The question is what should happen with 20 Fenchurch now. Jonathan Jones suggested in the British newspaper The Guardian that the building should just be torn down. That would seem like a huge waste of resources even for something so unpleasant. In the same article, Deyan Sudjic, director of the Design Museum, offers it up as a refugee center. That might not be as far-fetched as it seems—the Kenzo Tange-designed Akasaka Grand Prince Hotel functioned as such after the nuclear disaster in Japan in 2011, although it has since been torn down. That, however, was already a hotel, and the work that would have to be done to renovate this office building would be substantial.
It makes me wonder whether it just needs a skin job. We are used to architects being called in to save bland and even bad buildings by cladding them, with Jeanne Gang, FAIA’s skin job on the Aqua Tower in Chicago being a notable recent example. In a retroactive mode, Michel Rojkind performed magic on a department store in Mexico City. Could the same not help the Walkie Talkie? Such a skin-deep renovation might not take away from its awkward placement and too-large bulk, but perhaps a little nip and tuck might lighten that visual load on London at the expense of not too much rentable floor area.
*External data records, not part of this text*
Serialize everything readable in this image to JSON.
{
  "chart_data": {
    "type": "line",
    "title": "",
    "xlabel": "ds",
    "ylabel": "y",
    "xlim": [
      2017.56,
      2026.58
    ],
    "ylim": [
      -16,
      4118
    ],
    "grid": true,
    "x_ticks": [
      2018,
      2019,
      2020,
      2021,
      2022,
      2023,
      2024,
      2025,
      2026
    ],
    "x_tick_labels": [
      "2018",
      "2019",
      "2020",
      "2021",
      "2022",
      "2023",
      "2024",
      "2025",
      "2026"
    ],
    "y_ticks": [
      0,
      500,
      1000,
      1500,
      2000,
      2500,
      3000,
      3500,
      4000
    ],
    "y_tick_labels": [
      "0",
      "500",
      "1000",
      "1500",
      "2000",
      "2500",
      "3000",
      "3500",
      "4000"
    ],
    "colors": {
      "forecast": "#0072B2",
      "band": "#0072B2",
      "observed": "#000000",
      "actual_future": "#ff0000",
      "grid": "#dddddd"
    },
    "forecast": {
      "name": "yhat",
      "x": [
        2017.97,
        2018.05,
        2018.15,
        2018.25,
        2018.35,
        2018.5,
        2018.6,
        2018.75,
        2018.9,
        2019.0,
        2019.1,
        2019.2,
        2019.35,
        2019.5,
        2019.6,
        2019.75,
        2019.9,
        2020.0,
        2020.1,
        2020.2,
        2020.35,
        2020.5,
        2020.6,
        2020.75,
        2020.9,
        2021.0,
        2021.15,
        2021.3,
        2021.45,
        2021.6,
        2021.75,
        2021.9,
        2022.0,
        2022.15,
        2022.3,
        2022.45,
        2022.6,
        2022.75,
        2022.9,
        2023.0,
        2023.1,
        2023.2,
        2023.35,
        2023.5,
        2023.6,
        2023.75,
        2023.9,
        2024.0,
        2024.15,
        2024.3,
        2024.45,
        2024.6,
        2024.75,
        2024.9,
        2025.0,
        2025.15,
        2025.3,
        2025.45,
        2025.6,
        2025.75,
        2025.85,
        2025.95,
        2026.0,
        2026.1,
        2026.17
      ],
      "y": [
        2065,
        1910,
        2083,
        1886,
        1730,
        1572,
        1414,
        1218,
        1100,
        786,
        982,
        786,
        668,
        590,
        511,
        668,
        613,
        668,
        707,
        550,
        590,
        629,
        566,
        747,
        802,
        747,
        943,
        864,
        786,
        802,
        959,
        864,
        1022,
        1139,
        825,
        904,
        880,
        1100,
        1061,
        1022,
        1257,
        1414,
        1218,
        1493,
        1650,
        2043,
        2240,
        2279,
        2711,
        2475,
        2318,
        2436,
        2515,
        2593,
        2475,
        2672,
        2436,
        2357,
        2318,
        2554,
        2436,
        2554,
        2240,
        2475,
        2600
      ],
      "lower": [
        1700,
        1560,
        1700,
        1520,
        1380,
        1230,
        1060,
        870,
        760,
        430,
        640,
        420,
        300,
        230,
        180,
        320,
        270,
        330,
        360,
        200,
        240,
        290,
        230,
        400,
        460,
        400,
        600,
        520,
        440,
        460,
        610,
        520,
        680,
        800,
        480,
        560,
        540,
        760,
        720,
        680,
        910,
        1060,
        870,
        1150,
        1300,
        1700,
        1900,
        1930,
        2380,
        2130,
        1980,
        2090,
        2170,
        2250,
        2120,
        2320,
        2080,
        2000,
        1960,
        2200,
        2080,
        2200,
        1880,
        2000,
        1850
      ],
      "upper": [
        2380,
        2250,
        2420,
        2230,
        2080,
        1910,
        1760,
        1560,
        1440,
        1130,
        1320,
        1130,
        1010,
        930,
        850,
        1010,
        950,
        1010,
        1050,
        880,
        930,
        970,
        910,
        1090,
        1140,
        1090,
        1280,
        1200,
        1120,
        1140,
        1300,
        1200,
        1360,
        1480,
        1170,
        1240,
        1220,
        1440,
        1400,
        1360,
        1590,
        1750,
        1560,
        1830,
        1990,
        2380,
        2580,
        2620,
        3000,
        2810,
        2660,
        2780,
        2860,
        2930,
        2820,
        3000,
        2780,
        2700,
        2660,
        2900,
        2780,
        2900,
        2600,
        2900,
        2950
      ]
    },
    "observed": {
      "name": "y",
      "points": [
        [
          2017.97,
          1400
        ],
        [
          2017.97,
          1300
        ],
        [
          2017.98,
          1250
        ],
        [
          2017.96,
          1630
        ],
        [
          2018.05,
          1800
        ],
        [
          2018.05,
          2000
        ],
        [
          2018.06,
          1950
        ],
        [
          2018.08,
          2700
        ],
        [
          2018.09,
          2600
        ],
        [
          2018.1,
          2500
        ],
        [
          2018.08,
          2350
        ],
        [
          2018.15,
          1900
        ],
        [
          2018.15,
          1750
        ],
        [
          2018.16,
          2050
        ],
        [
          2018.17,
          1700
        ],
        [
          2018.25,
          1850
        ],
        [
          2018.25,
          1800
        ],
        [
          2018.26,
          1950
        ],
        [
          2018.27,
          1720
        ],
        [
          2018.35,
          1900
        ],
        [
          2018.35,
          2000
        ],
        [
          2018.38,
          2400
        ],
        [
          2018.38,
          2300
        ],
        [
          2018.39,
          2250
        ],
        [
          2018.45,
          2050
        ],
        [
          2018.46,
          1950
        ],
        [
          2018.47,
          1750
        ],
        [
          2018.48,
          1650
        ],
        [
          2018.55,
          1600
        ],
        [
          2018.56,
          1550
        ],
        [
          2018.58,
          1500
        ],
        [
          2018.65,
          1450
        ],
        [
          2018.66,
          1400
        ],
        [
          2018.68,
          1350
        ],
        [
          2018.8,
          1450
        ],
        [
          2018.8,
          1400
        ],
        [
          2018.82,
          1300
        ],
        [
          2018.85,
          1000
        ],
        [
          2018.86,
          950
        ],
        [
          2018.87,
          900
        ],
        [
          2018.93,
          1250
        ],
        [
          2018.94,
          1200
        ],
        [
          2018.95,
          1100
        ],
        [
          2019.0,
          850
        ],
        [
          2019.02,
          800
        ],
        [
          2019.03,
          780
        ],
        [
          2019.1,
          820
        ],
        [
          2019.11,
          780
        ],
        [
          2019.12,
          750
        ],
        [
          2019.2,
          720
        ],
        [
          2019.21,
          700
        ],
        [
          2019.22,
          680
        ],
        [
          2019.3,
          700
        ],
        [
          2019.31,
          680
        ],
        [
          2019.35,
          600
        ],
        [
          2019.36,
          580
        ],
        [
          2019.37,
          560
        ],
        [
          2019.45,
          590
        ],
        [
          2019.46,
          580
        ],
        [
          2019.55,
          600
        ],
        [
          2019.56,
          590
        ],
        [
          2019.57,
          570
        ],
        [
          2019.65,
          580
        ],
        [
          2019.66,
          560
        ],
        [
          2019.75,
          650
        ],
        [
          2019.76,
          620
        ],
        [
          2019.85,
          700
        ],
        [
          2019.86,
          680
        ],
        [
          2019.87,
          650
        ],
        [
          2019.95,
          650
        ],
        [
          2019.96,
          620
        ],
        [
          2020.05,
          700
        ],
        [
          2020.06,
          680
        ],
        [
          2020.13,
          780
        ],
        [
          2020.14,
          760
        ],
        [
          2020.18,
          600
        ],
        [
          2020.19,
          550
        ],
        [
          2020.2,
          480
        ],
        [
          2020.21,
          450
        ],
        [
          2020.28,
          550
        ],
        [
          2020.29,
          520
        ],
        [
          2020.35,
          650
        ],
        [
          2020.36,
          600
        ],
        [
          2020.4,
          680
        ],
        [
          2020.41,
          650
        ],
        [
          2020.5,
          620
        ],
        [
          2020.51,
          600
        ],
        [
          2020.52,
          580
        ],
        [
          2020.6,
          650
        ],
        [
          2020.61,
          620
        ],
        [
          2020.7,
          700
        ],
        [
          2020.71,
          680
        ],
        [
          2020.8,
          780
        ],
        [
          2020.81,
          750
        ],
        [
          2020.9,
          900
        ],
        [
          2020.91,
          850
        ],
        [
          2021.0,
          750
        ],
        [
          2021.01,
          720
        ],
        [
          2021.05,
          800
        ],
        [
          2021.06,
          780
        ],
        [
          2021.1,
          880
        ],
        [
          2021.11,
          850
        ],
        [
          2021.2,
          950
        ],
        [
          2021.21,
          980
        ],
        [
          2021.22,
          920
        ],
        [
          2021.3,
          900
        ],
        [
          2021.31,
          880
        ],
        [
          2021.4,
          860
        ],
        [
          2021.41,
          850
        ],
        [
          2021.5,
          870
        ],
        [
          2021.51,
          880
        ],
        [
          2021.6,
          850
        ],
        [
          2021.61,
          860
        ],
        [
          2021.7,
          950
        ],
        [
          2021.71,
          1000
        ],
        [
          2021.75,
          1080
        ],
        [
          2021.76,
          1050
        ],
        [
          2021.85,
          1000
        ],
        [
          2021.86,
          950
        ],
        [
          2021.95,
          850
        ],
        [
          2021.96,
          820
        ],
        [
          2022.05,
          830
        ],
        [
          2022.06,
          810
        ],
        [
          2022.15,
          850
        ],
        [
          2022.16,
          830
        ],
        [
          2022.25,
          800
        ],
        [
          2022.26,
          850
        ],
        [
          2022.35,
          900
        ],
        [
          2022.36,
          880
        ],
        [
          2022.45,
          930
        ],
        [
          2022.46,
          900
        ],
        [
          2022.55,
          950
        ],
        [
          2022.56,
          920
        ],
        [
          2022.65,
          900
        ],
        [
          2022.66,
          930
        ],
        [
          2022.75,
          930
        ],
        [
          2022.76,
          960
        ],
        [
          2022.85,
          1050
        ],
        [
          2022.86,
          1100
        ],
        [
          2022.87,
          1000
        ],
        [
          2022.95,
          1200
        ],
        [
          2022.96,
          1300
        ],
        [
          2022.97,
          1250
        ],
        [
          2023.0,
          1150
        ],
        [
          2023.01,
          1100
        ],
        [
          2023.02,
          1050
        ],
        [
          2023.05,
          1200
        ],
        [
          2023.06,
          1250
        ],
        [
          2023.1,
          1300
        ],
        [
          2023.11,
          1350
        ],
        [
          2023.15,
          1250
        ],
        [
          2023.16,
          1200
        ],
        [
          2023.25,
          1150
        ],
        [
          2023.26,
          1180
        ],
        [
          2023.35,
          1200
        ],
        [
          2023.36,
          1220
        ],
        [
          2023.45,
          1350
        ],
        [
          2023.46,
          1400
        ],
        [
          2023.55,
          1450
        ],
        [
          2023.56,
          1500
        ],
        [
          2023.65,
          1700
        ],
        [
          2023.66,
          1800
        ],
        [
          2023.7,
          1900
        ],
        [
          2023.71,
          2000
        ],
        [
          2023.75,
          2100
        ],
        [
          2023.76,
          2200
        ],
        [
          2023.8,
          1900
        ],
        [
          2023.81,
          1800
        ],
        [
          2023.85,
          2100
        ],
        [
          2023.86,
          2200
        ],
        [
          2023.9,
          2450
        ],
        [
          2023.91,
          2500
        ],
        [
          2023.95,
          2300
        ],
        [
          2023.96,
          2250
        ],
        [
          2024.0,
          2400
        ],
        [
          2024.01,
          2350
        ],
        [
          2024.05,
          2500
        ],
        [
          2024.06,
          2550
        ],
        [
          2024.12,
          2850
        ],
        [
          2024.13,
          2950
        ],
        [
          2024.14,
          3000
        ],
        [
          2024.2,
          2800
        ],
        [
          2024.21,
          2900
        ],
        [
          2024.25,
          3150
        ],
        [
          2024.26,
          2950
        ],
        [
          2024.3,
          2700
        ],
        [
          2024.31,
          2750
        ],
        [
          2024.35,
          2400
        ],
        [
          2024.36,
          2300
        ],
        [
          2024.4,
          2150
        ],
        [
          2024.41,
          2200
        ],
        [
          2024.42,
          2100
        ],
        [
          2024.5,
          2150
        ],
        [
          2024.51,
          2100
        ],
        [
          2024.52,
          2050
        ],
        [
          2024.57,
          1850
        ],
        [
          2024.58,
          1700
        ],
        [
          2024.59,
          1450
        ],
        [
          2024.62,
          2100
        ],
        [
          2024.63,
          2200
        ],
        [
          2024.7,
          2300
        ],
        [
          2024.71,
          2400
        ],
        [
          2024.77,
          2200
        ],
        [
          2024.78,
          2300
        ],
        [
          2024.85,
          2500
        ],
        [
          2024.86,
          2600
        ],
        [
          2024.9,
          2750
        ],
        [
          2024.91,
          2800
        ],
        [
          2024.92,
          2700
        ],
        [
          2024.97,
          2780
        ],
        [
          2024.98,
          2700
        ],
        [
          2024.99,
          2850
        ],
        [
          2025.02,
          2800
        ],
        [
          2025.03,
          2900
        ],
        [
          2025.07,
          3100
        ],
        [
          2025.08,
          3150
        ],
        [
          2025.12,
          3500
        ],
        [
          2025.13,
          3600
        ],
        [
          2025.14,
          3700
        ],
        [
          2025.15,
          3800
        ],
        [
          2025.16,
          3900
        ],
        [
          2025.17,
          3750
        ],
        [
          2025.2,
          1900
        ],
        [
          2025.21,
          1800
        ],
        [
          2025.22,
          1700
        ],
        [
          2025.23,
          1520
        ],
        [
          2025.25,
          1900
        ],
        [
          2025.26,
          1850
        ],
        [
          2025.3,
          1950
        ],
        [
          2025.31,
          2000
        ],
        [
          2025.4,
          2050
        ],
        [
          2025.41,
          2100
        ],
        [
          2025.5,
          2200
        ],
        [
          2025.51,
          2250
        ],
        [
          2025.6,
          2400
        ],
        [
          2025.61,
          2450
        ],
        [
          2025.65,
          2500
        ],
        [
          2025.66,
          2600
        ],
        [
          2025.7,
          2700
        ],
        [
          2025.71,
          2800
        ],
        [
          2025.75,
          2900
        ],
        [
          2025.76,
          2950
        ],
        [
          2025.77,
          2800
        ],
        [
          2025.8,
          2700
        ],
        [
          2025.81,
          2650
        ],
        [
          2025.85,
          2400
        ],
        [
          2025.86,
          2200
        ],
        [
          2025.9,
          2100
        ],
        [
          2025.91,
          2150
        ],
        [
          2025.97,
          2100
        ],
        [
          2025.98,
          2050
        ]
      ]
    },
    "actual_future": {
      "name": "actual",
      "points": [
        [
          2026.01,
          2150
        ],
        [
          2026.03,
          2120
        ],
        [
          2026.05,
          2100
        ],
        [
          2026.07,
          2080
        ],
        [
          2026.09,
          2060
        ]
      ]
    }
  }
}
The Carbuncle Cup raises a third question. It is named after the Prince of Wales’ judgment that a proposed addition to London's National Gallery would have been “a monstrous carbuncle on the face of a much-loved and elegant friend.” The Prince’s judgment on architecture is clear, but not one that all of us share: He believes that classicism is good, and modernism is bad.
In this case the public, not the Prince, nominates the finalists, while a group of critics picks the winner. With so much bad work to go around, I find it difficult to disagree with the picks most years, my only question being why a particular project was worse than any of the other finalists. What often seems to seal the “winner’s” fate is its prominence, as was obviously the case with this year's shortlisted buildings.
The question is whether our tastes, or those of the critics, are infallible. History has too many examples of buildings that were derided and even hated when they were constructed, but are now beloved parts of cities, for us to be too certain. Yes, the PanAm Building behind Grand Central in New York completely altered New York’s cityscape, but is it by now not an integral and even exciting part of Manhattan’s festival of high-rises? Just this year, the British decided to put the British Library on their preservation list, even though it received just about universal negative reaction when it first opened.
Can I imagine a scenario in which we will love the Walkie Talkie? I can, although I do not find it a believable one now. That is why I would suggest the skin job: if we change our mind 10 or 20 years from now, we can always restore this carbuncle to its original sharp and curvy luster.